What studio owner wants to spend time thinking about the worst that can happen? Yet as the dance studio business continues to expand, the number of dance studio–related scandals seems to grow in proportion: Sexual abuse allegations make headlines, copycat studios pop up around the corner and "borrowed" choreography winds up onstage at the next competition. Thinking through a crisis management plan ahead of time and adopting wise risk-reduction strategies will help protect the hard-earned success you've achieved. Read on for three studio scenarios and the steps to appropriately deal with them and prevent them from happening at all.


When Your Employee Is Accused of Abuse

If a student has accused one of your faculty members of sexual abuse, you'll immediately need a lawyer. Let parents and students know what steps you've taken to get to the bottom of the situation, and tell them the faculty member has been suspended until any allegations are proven false or true. Most important, announce that you are entirely available for any questions or concerns. Your clientele needs to know that their safety is always your first priority.

Amber Henrie, CEO of the New York City–based public relations firm In The Lights, recommends issuing a statement within 24 hours—and making sure that your statement is first reviewed carefully by your legal counsel. "Don't feel pressured to respond immediately and rashly," Henrie advises. "You don't want to let your emotions influence your public response, especially if you find yourself aligning strongly with either your faculty member or the student."

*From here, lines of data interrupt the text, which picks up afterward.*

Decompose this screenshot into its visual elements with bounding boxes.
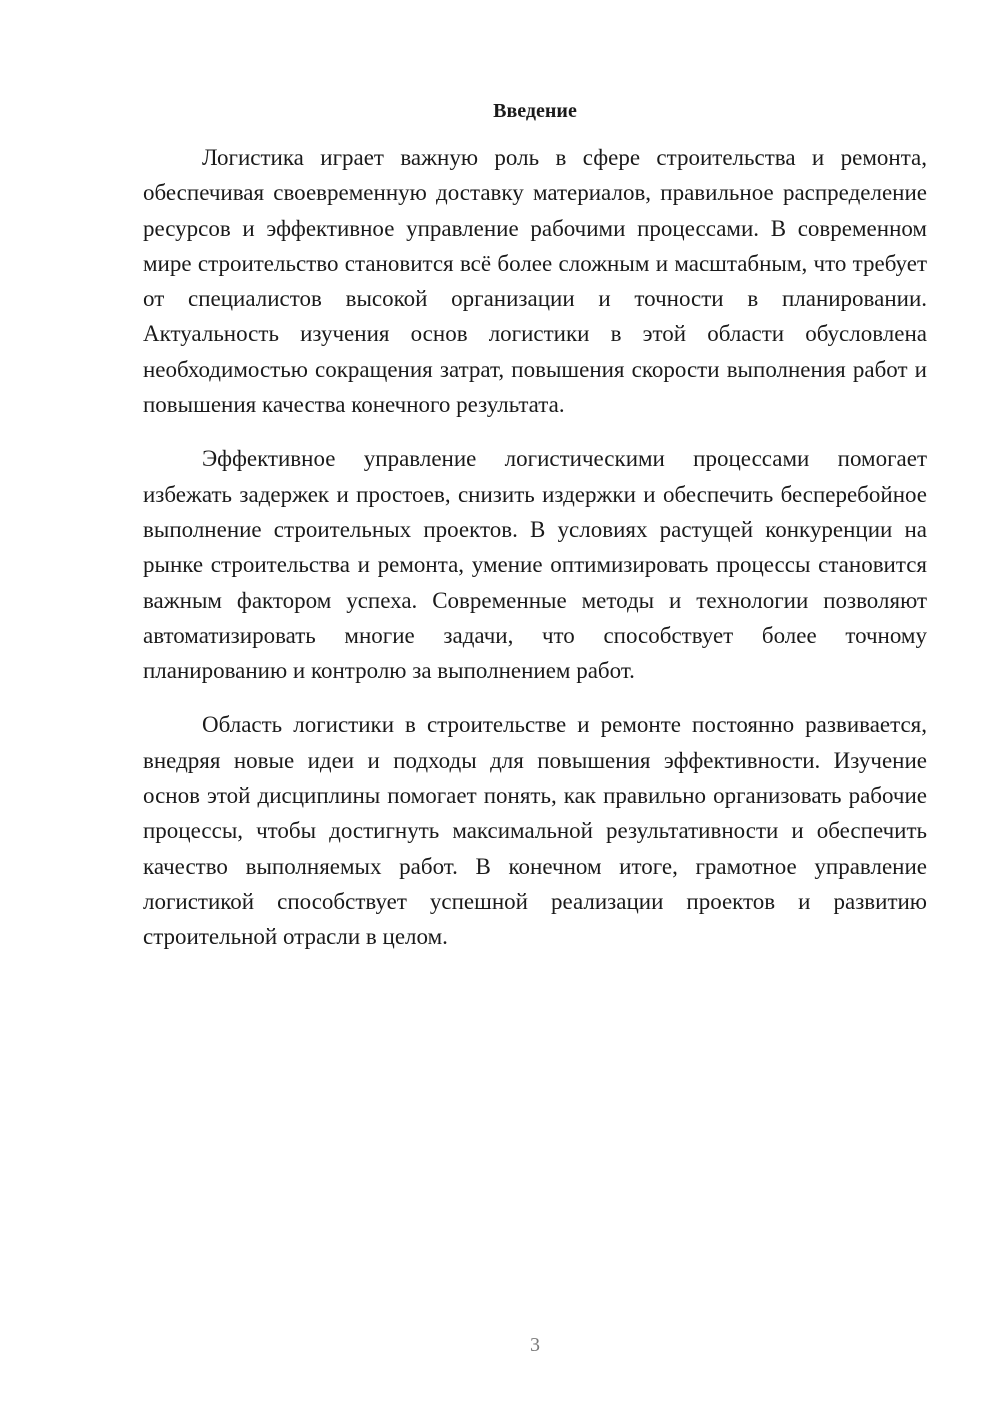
section-heading: Введение: [493, 100, 577, 122]
paragraph-2: Эффективное управление логистическими процессами помогает избежать задержек и простоев, снизить издержки и обеспечить бесперебойное выполнение строительных проектов. В условиях растущей конкуренции на рынке строительства и ремонта, умение оптимизировать процессы становится важным фактором успеха. Современные методы и технологии позволяют автоматизировать многие задачи, что способствует более точному планированию и контролю за выполнением работ.: [143, 446, 927, 684]
page-number: 3: [530, 1334, 540, 1356]
body-text: [143, 140, 927, 974]
paragraph-3: Область логистики в строительстве и ремонте постоянно развивается, внедряя новые идеи и подходы для повышения эффективности. Изучение основ этой дисциплины помогает понять, как правильно организовать рабочие процессы, чтобы достигнуть максимальной результативности и обеспечить качество выполняемых работ. В конечном итоге, грамотное управление логистикой способствует успешной реализации проектов и развитию строительной отрасли в целом.: [143, 712, 927, 950]
paragraph-1: Логистика играет важную роль в сфере строительства и ремонта, обеспечивая своевременную доставку материалов, правильное распределение ресурсов и эффективное управление рабочими процессами. В современном мире строительство становится всё более сложным и масштабным, что требует от специалистов высокой организации и точности в планировании. Актуальность изучения основ логистики в этой области обусловлена необходимостью сокращения затрат, повышения скорости выполнения работ и повышения качества конечного результата.: [143, 145, 927, 418]
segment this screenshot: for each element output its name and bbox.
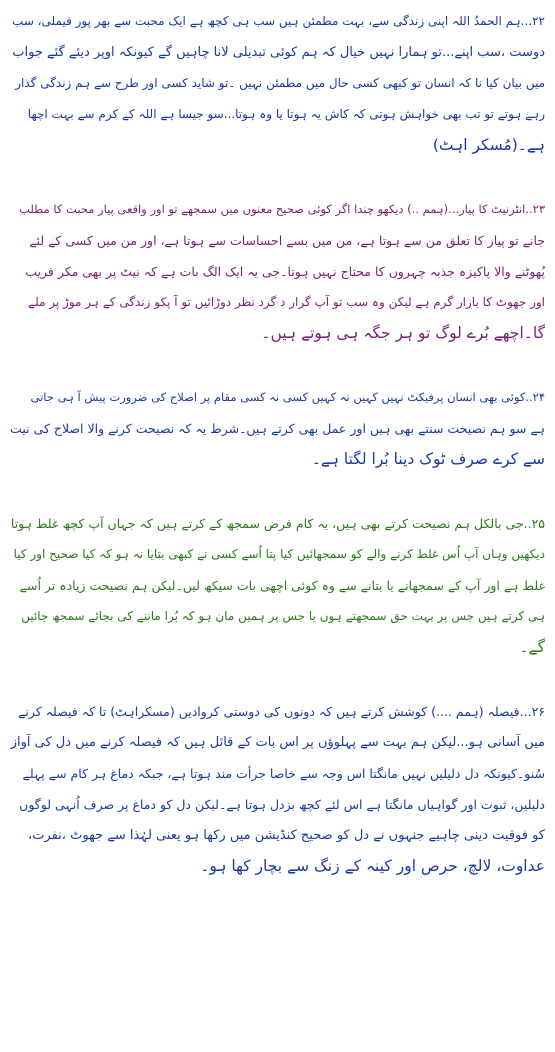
text-line: دوست ،سب اپنے...تو ہمارا نہیں خیال کہ ہم کوئی تبدیلی لانا چاہیں گے کیونکہ اوپر دیئے گئے جواب bbox=[12, 45, 545, 60]
answer-22 bbox=[10, 6, 545, 161]
paragraph-gap bbox=[10, 349, 545, 382]
paragraph-gap bbox=[10, 663, 545, 696]
text-line: سُنو۔کیونکہ دل دلیلیں نہیں مانگتا اس وجہ سے خاصا جرأت مند ہوتا ہے، جبکہ دماغ ہر کام سے پہلے bbox=[22, 766, 545, 781]
text-line: کو فوقیت دینی چاہیے جنہوں نے دل کو صحیح کنڈیشن میں رکھا ہو یعنی لہٰذا سے جھوٹ ،نفرت، bbox=[28, 828, 545, 843]
text-line: ۲۶...فیصلہ (ہمم ....) کوشش کرتے ہیں کہ دونوں کی دوستی کروادیں (مسکراہٹ) تا کہ فیصلہ کرنے bbox=[18, 704, 545, 719]
text-line: سے کرے صرف ٹوک دینا بُرا لگتا ہے۔ bbox=[311, 450, 545, 468]
text-line: میں بیان کیا نا کہ انسان تو کبھی کسی حال میں مطمئن نہیں ۔تو شاید کسی اور طرح سے ہم زندگی گذار bbox=[15, 76, 545, 90]
answer-26 bbox=[10, 696, 545, 882]
text-line: رہے ہوتے تو تب بھی خواہش ہوتی کہ کاش یہ ہوتا یا وہ ہوتا...سو جیسا ہے اللہ کے کرم سے بہت اچھا bbox=[27, 107, 545, 121]
text-line: میں آسانی ہو...لیکن ہم بہت سے پہلوؤں پر اس بات کے قائل ہیں کہ فیصلہ کرنے میں دل کی آواز bbox=[10, 735, 545, 750]
text-line: عداوت، لالچ، حرص اور کینہ کے زنگ سے بچار کھا ہو۔ bbox=[200, 857, 545, 875]
text-line: ہے۔(مُسکر اہٹ) bbox=[432, 136, 545, 154]
text-line: جانے تو پیار کا تعلق من سے ہوتا ہے، من میں بسے احساسات سے ہوتا ہے، اور من میں کسی کے لئے bbox=[29, 233, 545, 248]
paragraph-gap bbox=[10, 161, 545, 194]
answer-24 bbox=[10, 382, 545, 475]
answer-23 bbox=[10, 194, 545, 349]
answer-25 bbox=[10, 508, 545, 663]
text-line: گا۔اچھے بُرے لوگ تو ہر جگہ ہی ہوتے ہیں۔ bbox=[261, 324, 545, 342]
text-line: گے۔ bbox=[519, 638, 545, 656]
text-line: غلط ہے اور آپ کے سمجھانے یا بتانے سے وہ کوئی اچھی بات سیکھ لیں۔لیکن ہم نصیحت زیادہ تر اُسے bbox=[19, 578, 545, 593]
text-line: ہی کرتے ہیں جس پر بہت حق سمجھتے ہوں یا جس پر ہمیں مان ہو کہ بُرا ماننے کی بجائے سمجھ جائیں bbox=[21, 609, 545, 623]
text-line: ہے سو ہم نصیحت سنتے بھی ہیں اور عمل بھی کرتے ہیں۔شرط یہ کہ نصیحت کرنے والا اصلاح کی نیت bbox=[10, 421, 545, 436]
text-line: ۲۴..کوئی بھی انسان پرفیکٹ نہیں کہیں نہ کہیں کسی نہ کسی مقام پر اصلاح کی ضرورت پیش آ ہی جاتی bbox=[30, 390, 545, 404]
paragraph-gap bbox=[10, 475, 545, 508]
text-line: ۲۳..انٹرنیٹ کا پیار...(ہمم ..) دیکھو چندا اگر کوئی صحیح معنوں میں سمجھے تو اور واقعی پیار محبت کا مطلب bbox=[19, 202, 545, 216]
text-line: ۲۲...ہم الحمدُ اللہ اپنی زندگی سے، بہت مطمئن ہیں سب ہی کچھ ہے ایک محبت سے بھر پور فیملی، سب bbox=[12, 14, 545, 28]
text-line: دلیلیں، ثبوت اور گواہیاں مانگتا ہے اس لئے کچھ بزدل ہوتا ہے۔لیکن دل کو دماغ پر صرف اُنہی لوگوں bbox=[19, 797, 545, 812]
text-line: پُھوٹنے والا پاکیزہ جذبہ چہروں کا محتاج نہیں ہوتا۔جی یہ ایک الگ بات ہے کہ نیٹ پر بھی مکر فریب bbox=[25, 264, 545, 279]
text-line: اور جھوٹ کا بازار گرم ہے لیکن وہ سب تو آپ گرار د گرد نظر دوڑائیں تو آ پکو زندگی کے ہر موڑ پر ملے bbox=[28, 295, 545, 309]
text-line: ۲۵..جی بالکل ہم نصیحت کرتے بھی ہیں، یہ کام فرض سمجھ کے کرتے ہیں کہ جہاں آپ کچھ غلط ہوتا bbox=[10, 516, 545, 531]
text-line: دیکھیں وہاں آپ اُس غلط کرنے والے کو سمجھائیں کیا پتا اُسے کسی نے کبھی بتایا نہ ہو کہ کیا صحیح اور کیا bbox=[13, 547, 545, 561]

The statement should be transparent, concise and professional, Henrie says, with an opening paragraph acknowledging the situation and another explaining what is being done. Generally, 400 words is an ideal length for your statement. "It's important to get positive words out," she says. "Words like 'committed,' 'responsible,' 'sorry' and 'safe' work well. Just think how you'd want to be dealt with if you were on the other end, and you'll find the appropriate tone." She also warns that you'll need to immediately implement any changes you have promised: "That's how your parents will see that you're there to protect and support your students."

Risk-Reducing Practices

Institute mandatory employee background checks, if legal in your state, including personal references, a police record check and an educational record check, says Joanne Klenk, vice president of insurance operations at dance studio insurer Scott Danahy Naylon Insurance Agency.

Make sure your studio insurance includes coverage for accusations of abuse and molestation. "Without an abuse and molestation policy as part of your liability insurance, you'll have no defense coverage," says Klenk. "Even if the accusations are groundless, you'll still be entirely on your own dime."

In staff orientations and regular meetings, be sure to cover how to recognize the signs of abuse and handle reports of abuse. Physical interaction between dance teacher and student is important for kinesthetic understanding, but train your faculty to avoid situations that could be deemed questionable, such as being alone with a student or helping dancers change in the dressing room.

Implement a plan to monitor staff in day-to-day relationships with your students. "You'll always want two people in the room," says Klenk. Parents will be grateful for the extra class supervision, and your staff will be appreciative to have someone else to corroborate their stories if allegations ensue.

Install windows in your studio classrooms, Klenk advises, to promote transparency of all studio practices. Encourage parents to be present, especially at costume fittings, and to supervise any dressing room trips.